店主の大西文雄さんに話を聞いて驚いた。大西さんは佐藤さんが札幌のラーメン横丁で「漫竜」と言う店を出していた時に、そこの超常連だったというのだ。
「佐藤さんが札幌から出て店を出すというので、てっきり東京のことだと思っていたんだよ。私は当時、スバル360(1958年から1970年まで生産されていた国産車)を売っていたセールスマンで、一緒に働いてくれて言われたんだけど断ったんだ。でも、内地で店を構えたっていう佐藤さんが後で迎えに来たので、一緒に働き始めたんだ」。
大西さんによれば、北海道で内地といえばほぼ東京のことを指すという。しかし、大西さんが連れられていった内地とは、なんと青森だったのだ。「大西さんは東京に行く時、青函連絡船で青森に着いて、青森で飲んでる内に東京行きの列車に乗り遅れ、結局、青森で店を出すことにしたんだよ」と、ドラマのような展開を経て青森に店を構えたという。

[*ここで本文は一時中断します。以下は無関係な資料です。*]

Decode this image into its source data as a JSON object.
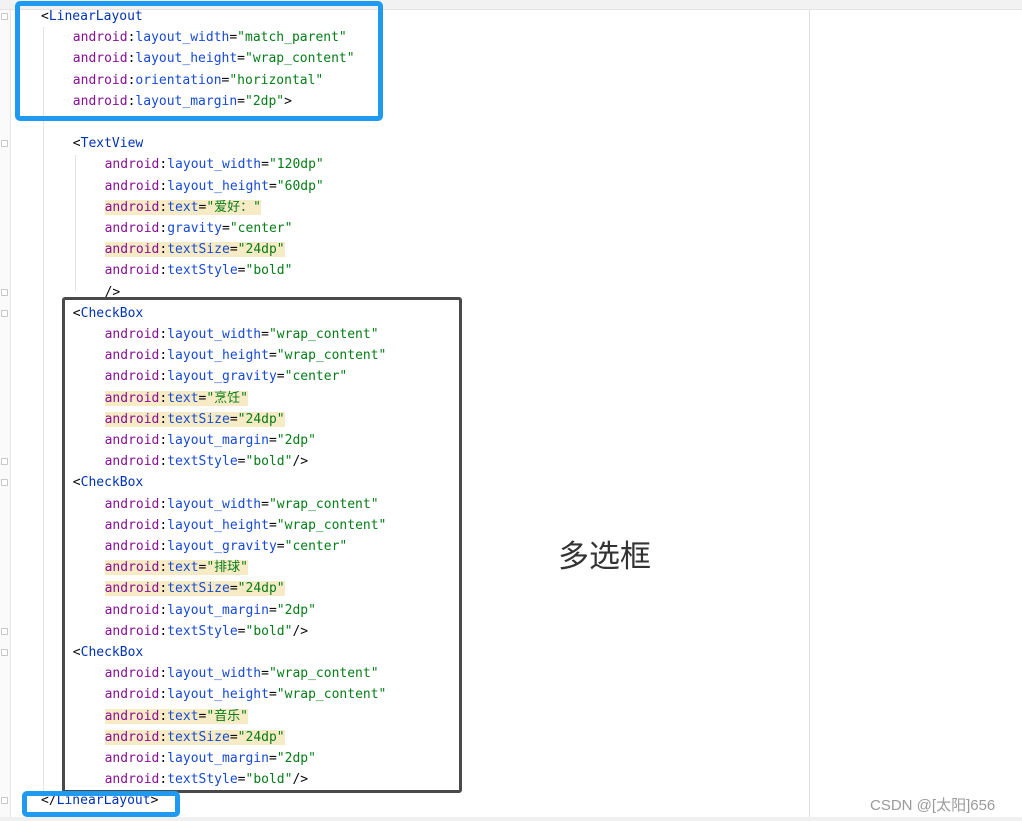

大西さんが迎えにきたのは、それからしばらく後ことだ。「てっきり東京に行くと思ったら青森に連れて来られちゃったんだ」と大笑いする様が豪快である。そんなこんなで大西さんは、昭和44年(1969)から札幌館で働き始める。そして平成3年(1991)に独立し、「大西」をオープンしたというのだ。
「うちはとにかく昔からの味を守ることがモットーなんだ。なんぼおいしくなっても、味が変わったら今まで食べてきた人は納得しない。そこに気をつけているよ」。
●information
味の札幌 大西
青森県青森市古川1-15-6 古川パークビル1F
白ゴマが香る優しい一杯
青森で味噌カレー牛乳ラーメンは、「札幌館」ののれん分けを中心に5軒で提供されている。最後に足を運んだのは、その中でも独自の味を追求する「札幌ラーメン蔵」だ。店主の高橋恵三さんによればベースの味噌は独自の配合で、麺は「少し細めの玉子めん」だそう。「味噌カレー牛乳ラーメン」は800円で、トンコツは血抜きして不要な脂を取り除くなど、丁寧な下処理をして作っている。
だから、「あっさりしていてお年寄りでも食べられる味なんだよ」と高橋さん。食べてみると、なるほどこれは食べやすい。バターに加え振り掛けられた白ゴマの風味が、味のアクセントとして心地いい。
●information
札幌ラーメン蔵
青森県青森市羽白字沢田796-1
名前だけ聞くとギョっとするが、食べてみると意外な発見がある「味噌カレー牛乳ラーメン」。出張や旅行などでチャンスがある時は、ぜひ挑戦してみてほしい。